Appellant argues that the district court committed reversible error by denying her request for an independent study evaluation. Specifically, appellant argues that she was prejudiced by the results of the custody study conducted by Sherburne County Social Services because the GAL and the custody evaluator relied upon each others opinions and adopted respondent’s untrue statements. The decision whether to order a custody evaluation is with the discretion of the trial court and should not be reversed absent abuse of that discretion. Meyer v. Meyer, 375 N.W.2d 820, 826-27 (Minn. App. 1985) review denied (Minn. Dec. 30, 1985).
Appellant got her day in court. The district court allowed appellant to retain the services of Dr. James H. Gilbertson to conduct an independent evaluation. The court did hear Dr. Gilbertson’s testimony at trial. Dr. Gilbertson had access to the reports and evaluations conducted by the GAL and the custody evaluator. Dr. Gilbertson had access to the parties’ children. Interestingly, he declined to interview respondent or request an opportunity to observe respondent interact with his children. With Dr. Gilbertson’s testimony of record, we cannot conclude the court committed reversible error by denying appellant’s request for what would be yet another custody evaluation.
Appellant claims that the district court committed reversible error by scheduling and hearing parts of the trial over the course of several months. We disagree. The lengthy split trial (not necessarily recommended) just happened that way because of scheduling. It does not appear intentional on the part of any party or the court. Both sides could claim equally they were helped or hindered by the split trial days. There is no showing that it hindered one party more than the other in getting in their case. There was a trial, it did take longer than normal, but on that alone, we cannot conclude there was reversible error.

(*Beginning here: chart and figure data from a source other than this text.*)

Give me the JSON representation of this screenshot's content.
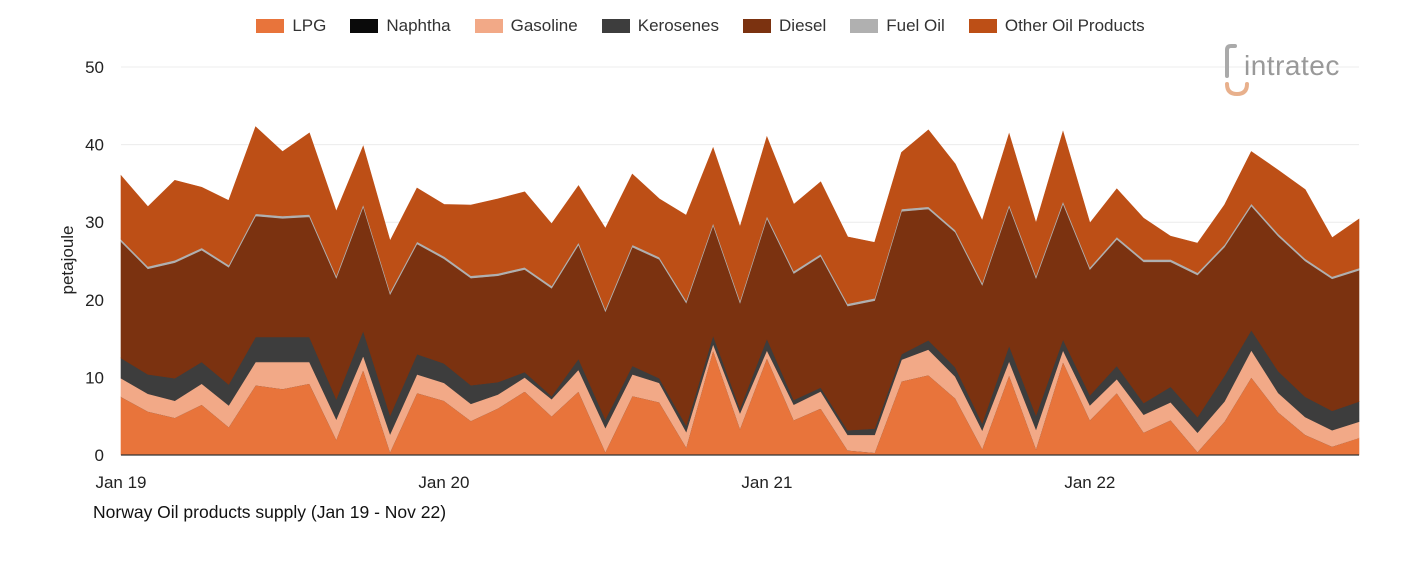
{
  "caption": "Norway Oil products supply (Jan 19 - Nov 22)",
  "logo": {
    "text": "intratec",
    "icon": "intratec-logo-icon"
  },
  "chart_data": {
    "type": "area",
    "stacked": true,
    "ylabel": "petajoule",
    "xlabel": "",
    "ylim": [
      0,
      50
    ],
    "yticks": [
      0,
      10,
      20,
      30,
      40,
      50
    ],
    "x_tick_labels": [
      {
        "label": "Jan 19",
        "index": 0
      },
      {
        "label": "Jan 20",
        "index": 12
      },
      {
        "label": "Jan 21",
        "index": 24
      },
      {
        "label": "Jan 22",
        "index": 36
      }
    ],
    "grid": true,
    "legend_position": "top-center",
    "x": [
      "Jan 19",
      "Feb 19",
      "Mar 19",
      "Apr 19",
      "May 19",
      "Jun 19",
      "Jul 19",
      "Aug 19",
      "Sep 19",
      "Oct 19",
      "Nov 19",
      "Dec 19",
      "Jan 20",
      "Feb 20",
      "Mar 20",
      "Apr 20",
      "May 20",
      "Jun 20",
      "Jul 20",
      "Aug 20",
      "Sep 20",
      "Oct 20",
      "Nov 20",
      "Dec 20",
      "Jan 21",
      "Feb 21",
      "Mar 21",
      "Apr 21",
      "May 21",
      "Jun 21",
      "Jul 21",
      "Aug 21",
      "Sep 21",
      "Oct 21",
      "Nov 21",
      "Dec 21",
      "Jan 22",
      "Feb 22",
      "Mar 22",
      "Apr 22",
      "May 22",
      "Jun 22",
      "Jul 22",
      "Aug 22",
      "Sep 22",
      "Oct 22",
      "Nov 22"
    ],
    "series": [
      {
        "name": "LPG",
        "color": "#e8743b",
        "values": [
          7.5,
          5.6,
          4.8,
          6.5,
          3.6,
          9.0,
          8.5,
          9.2,
          2.0,
          11.0,
          0.4,
          8.0,
          7.0,
          4.4,
          6.0,
          8.2,
          5.0,
          8.2,
          0.4,
          7.6,
          6.8,
          1.0,
          13.5,
          3.4,
          12.5,
          4.5,
          6.0,
          0.6,
          0.3,
          9.5,
          10.3,
          7.3,
          0.8,
          10.3,
          0.8,
          12.0,
          4.5,
          8.0,
          2.9,
          4.5,
          0.4,
          4.3,
          10.0,
          5.5,
          2.6,
          1.1,
          2.2
        ]
      },
      {
        "name": "Naphtha",
        "color": "#0a0a0a",
        "values": [
          0,
          0,
          0,
          0,
          0,
          0,
          0,
          0,
          0,
          0,
          0,
          0,
          0,
          0,
          0,
          0,
          0,
          0,
          0,
          0,
          0,
          0,
          0,
          0,
          0,
          0,
          0,
          0,
          0,
          0,
          0,
          0,
          0,
          0,
          0,
          0,
          0,
          0,
          0,
          0,
          0,
          0,
          0,
          0,
          0,
          0,
          0
        ]
      },
      {
        "name": "Gasoline",
        "color": "#f2a987",
        "values": [
          2.4,
          2.3,
          2.2,
          2.7,
          2.8,
          3.0,
          3.5,
          2.8,
          2.6,
          1.8,
          2.3,
          2.4,
          2.3,
          2.2,
          1.8,
          1.8,
          2.2,
          2.8,
          3.1,
          2.8,
          2.5,
          2.0,
          0.8,
          2.0,
          1.0,
          2.0,
          2.2,
          2.0,
          2.3,
          2.8,
          3.3,
          2.8,
          2.4,
          1.8,
          2.5,
          1.5,
          1.9,
          1.8,
          2.3,
          2.3,
          2.5,
          2.6,
          3.5,
          2.5,
          2.3,
          2.1,
          2.1
        ]
      },
      {
        "name": "Kerosenes",
        "color": "#3d3d3d",
        "values": [
          2.6,
          2.5,
          2.9,
          2.8,
          2.7,
          3.2,
          3.2,
          3.2,
          2.6,
          3.2,
          2.4,
          2.6,
          2.5,
          2.4,
          1.6,
          0.7,
          0.4,
          1.4,
          1.1,
          1.1,
          0.6,
          0.8,
          1.1,
          0.6,
          1.5,
          0.6,
          0.5,
          0.6,
          0.8,
          0.7,
          1.2,
          1.2,
          0.9,
          2.0,
          1.8,
          1.4,
          1.3,
          1.7,
          1.5,
          2.0,
          2.0,
          3.3,
          2.6,
          2.8,
          2.6,
          2.5,
          2.6
        ]
      },
      {
        "name": "Diesel",
        "color": "#7b3210",
        "values": [
          15.0,
          13.6,
          14.9,
          14.4,
          15.1,
          15.6,
          15.3,
          15.5,
          15.6,
          16.0,
          15.6,
          14.2,
          13.5,
          13.8,
          13.7,
          13.2,
          13.9,
          14.7,
          13.9,
          15.3,
          15.3,
          15.8,
          14.2,
          13.6,
          15.5,
          16.3,
          16.9,
          16.0,
          16.5,
          18.4,
          16.9,
          17.4,
          17.8,
          17.9,
          17.7,
          17.5,
          16.2,
          16.3,
          18.2,
          16.1,
          18.3,
          16.6,
          16.0,
          17.4,
          17.5,
          17.0,
          16.9
        ]
      },
      {
        "name": "Fuel Oil",
        "color": "#b0b0b0",
        "values": [
          0.3,
          0.3,
          0.3,
          0.3,
          0.3,
          0.3,
          0.3,
          0.3,
          0.3,
          0.3,
          0.3,
          0.3,
          0.3,
          0.3,
          0.3,
          0.3,
          0.3,
          0.3,
          0.3,
          0.3,
          0.3,
          0.3,
          0.3,
          0.3,
          0.3,
          0.3,
          0.3,
          0.3,
          0.3,
          0.3,
          0.3,
          0.3,
          0.3,
          0.3,
          0.3,
          0.3,
          0.3,
          0.3,
          0.3,
          0.3,
          0.3,
          0.3,
          0.3,
          0.3,
          0.3,
          0.3,
          0.3
        ]
      },
      {
        "name": "Other Oil Products",
        "color": "#bd4f16",
        "values": [
          8.2,
          7.7,
          10.3,
          7.8,
          8.3,
          11.2,
          8.3,
          10.5,
          8.3,
          7.5,
          6.6,
          6.9,
          6.7,
          9.1,
          9.6,
          9.7,
          8.0,
          7.3,
          10.4,
          9.1,
          7.5,
          11.0,
          9.7,
          9.5,
          10.2,
          8.6,
          9.3,
          8.6,
          7.2,
          7.3,
          9.9,
          8.5,
          8.0,
          9.1,
          6.8,
          9.0,
          5.7,
          6.2,
          5.3,
          3.0,
          3.8,
          5.1,
          6.7,
          8.2,
          8.9,
          5.0,
          6.3
        ]
      }
    ]
  }
}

 The district court specifically noted that it was not making its determination solely based upon appellant’s relationship with her new boyfriend, or the incident where the parties’ daughter walked in on appellant and her boyfriend engaging in “intimate behavior.” See Hansen v. Hansen, 284 Minn. 1, 6, 169 N.W.2d 12, 15 (Minn. 1969) (stating that “the moral unfitness of the mother must be such as to have a direct bearing on the welfare of [the mother] child if she is to be deprived of custody”). However, the court stated that appellant’s behavior specifically reflects on appellant’s lack of empathy and lack of connection with her children.